Hydrothermal Coating of the Biodegradable Mg-2Ag Alloy

Abstract

Developing antibacterial biodegradable Mg alloys is of paramount importance to prevent infection and inflammation during the healing process. In this regard, the Mg-2Ag alloy is proposed as a suitable candidate with appropriate biocompatibility as well as antibacterial activity.

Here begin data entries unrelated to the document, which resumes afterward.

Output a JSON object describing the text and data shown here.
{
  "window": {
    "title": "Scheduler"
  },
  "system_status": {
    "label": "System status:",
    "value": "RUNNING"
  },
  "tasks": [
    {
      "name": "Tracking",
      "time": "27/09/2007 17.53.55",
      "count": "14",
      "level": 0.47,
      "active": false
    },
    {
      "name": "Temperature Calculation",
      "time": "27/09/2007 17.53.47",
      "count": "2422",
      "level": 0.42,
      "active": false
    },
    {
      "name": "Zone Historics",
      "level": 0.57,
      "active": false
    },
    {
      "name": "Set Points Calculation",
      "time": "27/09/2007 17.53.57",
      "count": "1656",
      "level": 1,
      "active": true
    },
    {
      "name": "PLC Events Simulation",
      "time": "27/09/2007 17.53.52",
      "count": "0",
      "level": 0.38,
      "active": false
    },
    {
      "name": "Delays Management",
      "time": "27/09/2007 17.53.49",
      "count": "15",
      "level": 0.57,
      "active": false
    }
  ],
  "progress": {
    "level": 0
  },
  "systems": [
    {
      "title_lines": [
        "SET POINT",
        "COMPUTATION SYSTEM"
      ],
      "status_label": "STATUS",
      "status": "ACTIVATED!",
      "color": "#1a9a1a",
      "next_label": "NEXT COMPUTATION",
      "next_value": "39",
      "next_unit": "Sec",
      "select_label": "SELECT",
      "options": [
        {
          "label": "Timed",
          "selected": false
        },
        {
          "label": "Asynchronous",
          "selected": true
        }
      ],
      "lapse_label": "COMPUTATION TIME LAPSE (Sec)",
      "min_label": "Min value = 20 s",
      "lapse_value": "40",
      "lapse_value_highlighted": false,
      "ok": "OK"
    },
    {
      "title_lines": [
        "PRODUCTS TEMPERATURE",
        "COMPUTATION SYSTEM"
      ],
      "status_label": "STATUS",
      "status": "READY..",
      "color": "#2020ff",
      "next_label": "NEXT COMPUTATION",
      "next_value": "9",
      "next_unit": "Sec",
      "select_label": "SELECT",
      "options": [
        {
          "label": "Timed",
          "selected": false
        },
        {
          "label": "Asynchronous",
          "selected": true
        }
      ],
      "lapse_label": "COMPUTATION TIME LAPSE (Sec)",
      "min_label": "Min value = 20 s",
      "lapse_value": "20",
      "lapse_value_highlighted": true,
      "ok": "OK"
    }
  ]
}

However, its rapid degradation rate limits its clinical application. To tackle this problem, the hydrothermal coating technique was employed to synthesize a barrier coating to enhance the degradability of the Mg-2Ag alloy using distilled water as the reagent. Field emission scanning electron microscopy (FESEM) micrographs and X-ray diffraction (XRD) patterns showed that a hydroxide coating was formed on the studied samples. Furthermore, it was observed that the substrate microstructure plays an essential role in the obtained coating quality and hence, the degradation behavior. The dendritic microstructure with the nonuniform distribution of Ag-rich precipitates of the as-cast Mg-2Ag alloy lead to undesirable cracks and holes in the coating owing to Mg deficiency to form Mg(OH)2, whereas the solution-treated alloy with a homogenized microstructure resulted in the formation of a more compact, thick, and integrated coating, which remarkably improved the corrosion resistance of the alloy.